La sua idea di vita era certamente diversa dalla nostra, quello che dalla vita si aspettava, era qualcosa di molto diverso da quello che potevamo aspettarci noi, aveva passato il suo tempo in mezzo a difficoltà che noi potevamo solo immaginare eppure con tutte le difficoltà che aveva dovuto subire era rimasto un uomo buono. Si riteneva persino un uomo fortunato era sempre riuscito a mantenere la sua famiglia e non era stato facile. Diceva che gli yemeniti poveri non hanno paura della morte, i ricchi hanno paura della morte. Aveva visto un uomo, disperato, senza lacrime, accarezzare suo figlio che moriva per una banale frattura, un' infezione.

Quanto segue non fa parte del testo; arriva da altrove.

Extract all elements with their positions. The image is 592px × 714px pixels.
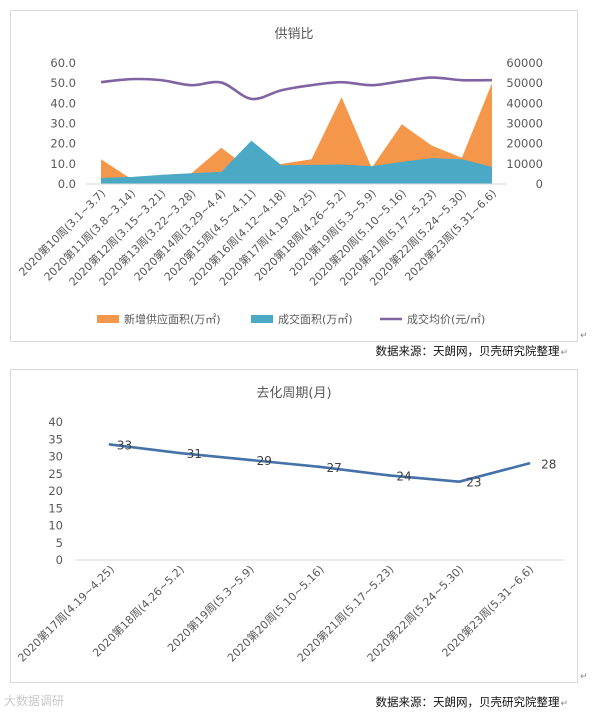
y-axis-tick-label: 20 xyxy=(48,484,63,498)
chart-title: 去化周期(月) xyxy=(256,386,331,401)
y-axis-tick-label: 5 xyxy=(56,536,63,550)
right-axis-tick-label: 40000 xyxy=(506,96,543,110)
y-axis-tick-label: 35 xyxy=(48,432,63,446)
right-axis-tick-label: 20000 xyxy=(506,137,543,151)
paragraph-mark: ↵ xyxy=(560,348,568,358)
y-axis-tick-label: 15 xyxy=(48,501,63,515)
y-axis-tick-label: 0 xyxy=(56,553,63,567)
left-axis-tick-label: 0.0 xyxy=(58,177,76,191)
data-source-note-bottom: 数据来源：天朗网，贝壳研究院整理↵ xyxy=(375,694,568,710)
chart-title: 供销比 xyxy=(274,27,313,42)
left-axis-tick-label: 40.0 xyxy=(50,96,76,110)
inventory-cycle-chart-panel: 去化周期(月) 0 5 10 15 20 25 30 35 40 33 31 29 27 24 23 28 202… xyxy=(10,369,578,683)
left-axis-tick-label: 20.0 xyxy=(50,137,76,151)
paragraph-mark: ↵ xyxy=(560,699,568,709)
data-label: 23 xyxy=(466,476,481,490)
watermark-text: 大数据调研 xyxy=(4,694,65,708)
legend-label: 新增供应面积(万㎡) xyxy=(124,312,221,326)
data-point xyxy=(248,458,251,462)
data-label: 24 xyxy=(396,469,411,483)
data-point xyxy=(457,480,461,483)
area-series-transaction xyxy=(101,140,492,184)
data-label: 31 xyxy=(187,447,202,461)
data-point xyxy=(318,465,321,469)
y-axis-tick-label: 25 xyxy=(48,467,63,481)
data-label: 29 xyxy=(257,454,272,468)
left-axis-tick-label: 50.0 xyxy=(50,76,76,90)
legend-label: 成交面积(万㎡) xyxy=(278,312,353,326)
legend-swatch xyxy=(97,315,119,323)
data-source-text: 数据来源：天朗网，贝壳研究院整理 xyxy=(375,695,560,709)
y-axis-tick-label: 30 xyxy=(48,450,63,464)
right-axis-tick-label: 50000 xyxy=(506,76,543,90)
data-point xyxy=(178,451,182,455)
right-axis-tick-label: 60000 xyxy=(506,56,543,70)
right-axis-tick-label: 0 xyxy=(536,177,543,191)
y-axis-tick-label: 40 xyxy=(48,415,63,429)
paragraph-mark: ↵ xyxy=(580,672,588,682)
right-axis-tick-label: 30000 xyxy=(506,117,543,131)
legend-swatch xyxy=(251,315,273,323)
supply-sales-chart-panel: 供销比 0.0 10.0 20.0 30.0 40.0 50.0 60.0 0 10000 2000… xyxy=(10,10,578,342)
data-point xyxy=(108,443,112,446)
data-source-text: 数据来源：天朗网，贝壳研究院整理 xyxy=(375,344,560,358)
line-series-avg-price xyxy=(100,76,492,101)
legend-label: 成交均价(元/㎡) xyxy=(407,312,485,326)
paragraph-mark: ↵ xyxy=(580,331,588,341)
data-label: 33 xyxy=(117,438,132,452)
area-series-new-supply xyxy=(101,83,492,184)
supply-sales-chart: 供销比 0.0 10.0 20.0 30.0 40.0 50.0 60.0 0 10000 2000… xyxy=(16,27,543,326)
y-axis-tick-label: 10 xyxy=(48,519,63,533)
left-axis-tick-label: 60.0 xyxy=(50,56,76,70)
watermark-logo: 大数据调研 xyxy=(4,692,64,709)
data-point xyxy=(388,474,391,477)
data-label: 28 xyxy=(541,457,556,471)
data-source-note-top: 数据来源：天朗网，贝壳研究院整理↵ xyxy=(375,343,568,359)
left-axis-tick-label: 30.0 xyxy=(50,117,76,131)
data-point xyxy=(527,462,531,465)
right-axis-tick-label: 10000 xyxy=(506,157,543,171)
data-label: 27 xyxy=(327,461,342,475)
left-axis-tick-label: 10.0 xyxy=(50,157,76,171)
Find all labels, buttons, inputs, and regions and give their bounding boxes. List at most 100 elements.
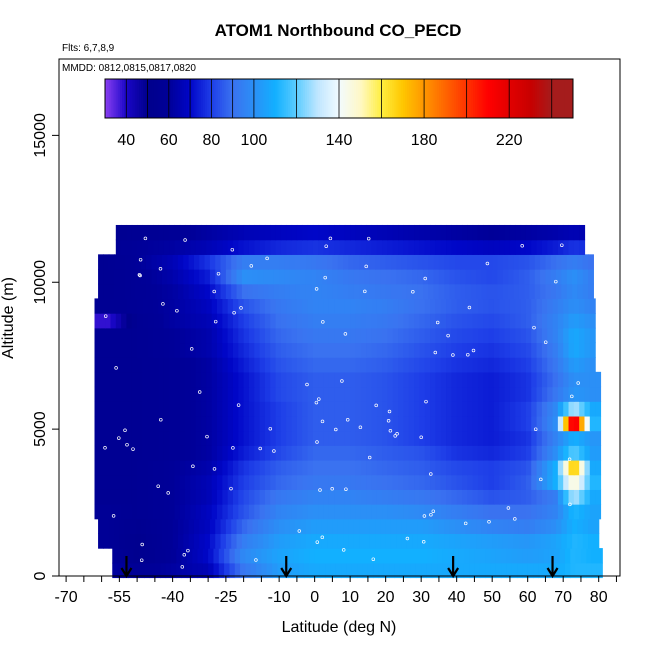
field-cell xyxy=(261,562,268,579)
field-cell xyxy=(375,254,381,270)
field-cell xyxy=(328,313,335,329)
field-cell xyxy=(430,224,436,241)
field-cell xyxy=(376,504,383,520)
field-cell xyxy=(508,533,515,549)
sample-point xyxy=(570,394,574,399)
field-cell xyxy=(211,504,218,520)
field-cell xyxy=(311,254,318,270)
field-cell xyxy=(238,342,245,358)
field-cell xyxy=(217,415,223,432)
field-cell xyxy=(312,401,319,417)
colorbar-swatch xyxy=(270,79,274,118)
field-cell xyxy=(550,283,557,300)
field-cell xyxy=(483,224,490,241)
field-cell xyxy=(264,415,271,432)
sample-point xyxy=(343,332,348,336)
field-cell xyxy=(541,327,548,344)
field-cell xyxy=(369,533,376,549)
field-cell xyxy=(529,533,536,549)
colorbar-swatch xyxy=(113,79,117,118)
field-cell xyxy=(105,342,112,358)
field-cell xyxy=(415,548,422,564)
field-cell xyxy=(557,401,564,417)
field-cell xyxy=(547,504,554,520)
field-cell xyxy=(169,386,175,402)
sample-point xyxy=(576,381,580,385)
field-cell xyxy=(387,342,394,358)
field-cell xyxy=(275,401,282,417)
sample-point xyxy=(463,521,468,526)
field-cell xyxy=(277,562,284,579)
field-cell xyxy=(201,224,207,241)
field-cell xyxy=(554,548,561,564)
colorbar-swatch xyxy=(419,79,423,118)
field-cell xyxy=(268,269,275,285)
field-cell xyxy=(579,342,586,358)
field-cell xyxy=(383,548,390,564)
field-cell xyxy=(94,327,101,344)
colorbar-swatch xyxy=(392,79,395,118)
field-cell xyxy=(259,224,266,241)
field-cell xyxy=(424,474,431,490)
field-cell xyxy=(440,357,447,373)
field-cell xyxy=(344,504,351,520)
field-cell xyxy=(589,327,596,344)
field-cell xyxy=(531,371,538,388)
field-cell xyxy=(250,548,257,564)
field-cell xyxy=(579,313,586,329)
field-cell xyxy=(440,239,447,255)
field-cell xyxy=(438,269,445,285)
field-cell xyxy=(105,445,112,461)
field-cell xyxy=(422,518,429,535)
field-cell xyxy=(563,401,570,417)
colorbar-swatch xyxy=(409,79,412,118)
colorbar-swatch xyxy=(249,79,253,118)
field-cell xyxy=(398,489,405,505)
field-cell xyxy=(529,283,536,300)
field-cell xyxy=(264,298,271,314)
field-cell xyxy=(456,504,463,520)
field-cell xyxy=(360,401,367,417)
field-cell xyxy=(520,489,527,505)
field-cell xyxy=(291,386,298,402)
field-cell xyxy=(414,313,420,329)
field-cell xyxy=(536,298,543,314)
field-cell xyxy=(318,386,325,402)
field-cell xyxy=(195,430,202,446)
field-cell xyxy=(541,371,548,388)
field-cell xyxy=(392,386,399,402)
field-cell xyxy=(424,401,431,417)
field-cell xyxy=(591,562,598,579)
field-cell xyxy=(376,313,383,329)
field-cell xyxy=(499,474,506,490)
field-cell xyxy=(446,504,452,520)
field-cell xyxy=(515,401,522,417)
field-cell xyxy=(238,459,245,476)
colorbar-swatch xyxy=(407,79,410,118)
field-cell xyxy=(323,401,330,417)
field-cell xyxy=(339,474,346,490)
field-cell xyxy=(520,415,527,432)
field-cell xyxy=(414,298,420,314)
field-cell xyxy=(286,224,293,241)
field-cell xyxy=(280,386,287,402)
field-cell xyxy=(398,342,405,358)
field-cell xyxy=(238,415,245,432)
sample-point xyxy=(140,542,144,547)
field-cell xyxy=(158,386,165,402)
field-cell xyxy=(417,269,424,285)
field-cell xyxy=(147,342,154,358)
field-cell xyxy=(231,518,238,535)
field-cell xyxy=(499,504,506,520)
field-cell xyxy=(451,430,458,446)
colorbar-swatch xyxy=(381,79,385,118)
colorbar-swatch xyxy=(417,79,421,118)
field-cell xyxy=(201,415,207,432)
field-cell xyxy=(323,313,330,329)
field-cell xyxy=(545,533,552,549)
field-cell xyxy=(280,371,287,388)
field-cell xyxy=(465,269,472,285)
field-cell xyxy=(435,415,442,432)
field-cell xyxy=(493,357,500,373)
field-cell xyxy=(232,474,239,490)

Non fu capito quando ci disse che facevamo male a dare della frutta a dei ragazzini che ormai ci aspettavano fuori dall'hotel:
− Fate male, se si abituano a ricevere perdono la capacità di arrangiarsi, cosa faranno quando voi partirete? -
Mi accompagnò a Sanaa' in macchina, non volle neppure entrare allo Sheba hotel, troppo lusso e lui avrebbe dormito meglio nel fuoristrada, tornò a Hodeidah la mattina dopo. Al mio ritorno, due settimane dopo non c'era più, era tornato a casa.

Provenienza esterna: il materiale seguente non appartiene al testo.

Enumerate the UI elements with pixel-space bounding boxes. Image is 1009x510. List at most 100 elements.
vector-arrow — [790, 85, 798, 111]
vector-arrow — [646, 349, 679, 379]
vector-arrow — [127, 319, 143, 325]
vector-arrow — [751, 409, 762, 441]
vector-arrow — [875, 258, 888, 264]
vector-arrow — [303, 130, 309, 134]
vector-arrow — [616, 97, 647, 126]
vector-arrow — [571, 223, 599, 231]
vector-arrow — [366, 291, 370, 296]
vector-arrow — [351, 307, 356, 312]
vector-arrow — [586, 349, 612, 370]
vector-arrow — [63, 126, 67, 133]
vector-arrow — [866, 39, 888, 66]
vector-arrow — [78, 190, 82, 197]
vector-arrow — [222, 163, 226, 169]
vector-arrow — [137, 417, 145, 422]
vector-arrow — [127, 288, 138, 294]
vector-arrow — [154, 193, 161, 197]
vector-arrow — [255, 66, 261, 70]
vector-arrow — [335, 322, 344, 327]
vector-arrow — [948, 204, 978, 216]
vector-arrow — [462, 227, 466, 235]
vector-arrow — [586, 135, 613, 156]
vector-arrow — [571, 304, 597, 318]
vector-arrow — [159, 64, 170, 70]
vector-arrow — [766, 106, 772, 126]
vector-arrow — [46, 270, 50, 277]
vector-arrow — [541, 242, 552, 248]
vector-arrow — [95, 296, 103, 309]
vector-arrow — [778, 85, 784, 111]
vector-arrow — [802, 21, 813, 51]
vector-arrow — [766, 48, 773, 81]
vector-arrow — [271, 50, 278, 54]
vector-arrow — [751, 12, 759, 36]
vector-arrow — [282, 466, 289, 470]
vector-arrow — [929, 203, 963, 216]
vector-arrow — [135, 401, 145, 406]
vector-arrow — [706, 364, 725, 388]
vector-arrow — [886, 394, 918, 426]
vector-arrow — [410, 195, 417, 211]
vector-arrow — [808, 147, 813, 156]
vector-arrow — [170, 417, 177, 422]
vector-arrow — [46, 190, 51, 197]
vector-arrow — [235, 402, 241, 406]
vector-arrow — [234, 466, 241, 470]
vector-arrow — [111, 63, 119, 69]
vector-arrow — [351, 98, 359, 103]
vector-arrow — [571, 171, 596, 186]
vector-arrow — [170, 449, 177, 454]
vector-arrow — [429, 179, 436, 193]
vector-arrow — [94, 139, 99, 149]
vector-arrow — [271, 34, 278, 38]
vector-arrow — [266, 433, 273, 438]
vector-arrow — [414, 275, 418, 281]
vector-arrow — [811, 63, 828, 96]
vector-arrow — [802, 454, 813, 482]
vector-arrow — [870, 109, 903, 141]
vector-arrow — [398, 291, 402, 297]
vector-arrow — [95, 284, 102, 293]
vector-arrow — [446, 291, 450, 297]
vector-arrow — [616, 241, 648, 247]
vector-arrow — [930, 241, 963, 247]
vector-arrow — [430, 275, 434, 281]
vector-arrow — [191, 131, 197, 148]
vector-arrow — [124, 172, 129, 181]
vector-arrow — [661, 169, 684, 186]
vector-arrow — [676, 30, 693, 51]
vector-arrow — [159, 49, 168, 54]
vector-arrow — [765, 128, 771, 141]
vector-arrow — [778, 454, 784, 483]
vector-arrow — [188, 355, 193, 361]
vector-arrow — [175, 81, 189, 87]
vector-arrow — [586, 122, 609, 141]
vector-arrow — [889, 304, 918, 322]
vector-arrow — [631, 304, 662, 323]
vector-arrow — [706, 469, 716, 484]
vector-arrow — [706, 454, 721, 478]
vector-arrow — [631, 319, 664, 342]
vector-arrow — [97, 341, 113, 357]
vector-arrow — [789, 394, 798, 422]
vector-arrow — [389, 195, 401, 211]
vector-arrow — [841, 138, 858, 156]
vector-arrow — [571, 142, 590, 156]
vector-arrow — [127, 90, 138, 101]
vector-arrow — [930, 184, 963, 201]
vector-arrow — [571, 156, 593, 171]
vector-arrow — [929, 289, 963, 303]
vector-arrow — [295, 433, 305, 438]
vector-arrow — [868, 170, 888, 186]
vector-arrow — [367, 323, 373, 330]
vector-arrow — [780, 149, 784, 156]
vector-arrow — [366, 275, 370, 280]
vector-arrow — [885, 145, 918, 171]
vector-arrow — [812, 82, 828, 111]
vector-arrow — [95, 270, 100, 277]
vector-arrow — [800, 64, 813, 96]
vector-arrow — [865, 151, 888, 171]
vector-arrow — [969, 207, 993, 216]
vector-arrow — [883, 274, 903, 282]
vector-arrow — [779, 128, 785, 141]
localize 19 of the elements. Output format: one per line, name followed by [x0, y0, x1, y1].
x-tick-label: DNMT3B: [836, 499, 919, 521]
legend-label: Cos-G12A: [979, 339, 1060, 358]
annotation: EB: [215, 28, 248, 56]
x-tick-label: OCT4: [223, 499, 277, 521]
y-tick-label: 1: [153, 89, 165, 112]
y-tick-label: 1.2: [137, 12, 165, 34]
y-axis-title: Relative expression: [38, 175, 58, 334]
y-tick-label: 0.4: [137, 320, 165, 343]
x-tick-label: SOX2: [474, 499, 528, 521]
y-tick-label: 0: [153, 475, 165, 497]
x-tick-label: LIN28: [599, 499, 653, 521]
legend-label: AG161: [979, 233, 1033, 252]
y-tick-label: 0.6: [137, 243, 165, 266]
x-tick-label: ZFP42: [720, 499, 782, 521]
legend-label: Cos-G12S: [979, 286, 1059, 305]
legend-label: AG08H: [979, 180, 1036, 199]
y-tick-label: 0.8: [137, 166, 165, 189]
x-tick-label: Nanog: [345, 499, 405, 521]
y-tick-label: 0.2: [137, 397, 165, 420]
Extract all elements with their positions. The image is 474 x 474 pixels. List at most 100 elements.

Ho rivisto Hussein due anni dopo a Casablanca, non me lo sarei mai aspettato, vendeva olive nel grande mercato. Era felice, suo figlio era tornato e gli affari andavano bene, ancora un anno e si sarebbe riunito alla famiglia. Mi portò in giro, riuscii a offrirgli il pranzo, lui mi regalò un enorme barattolo di olive e sei camice.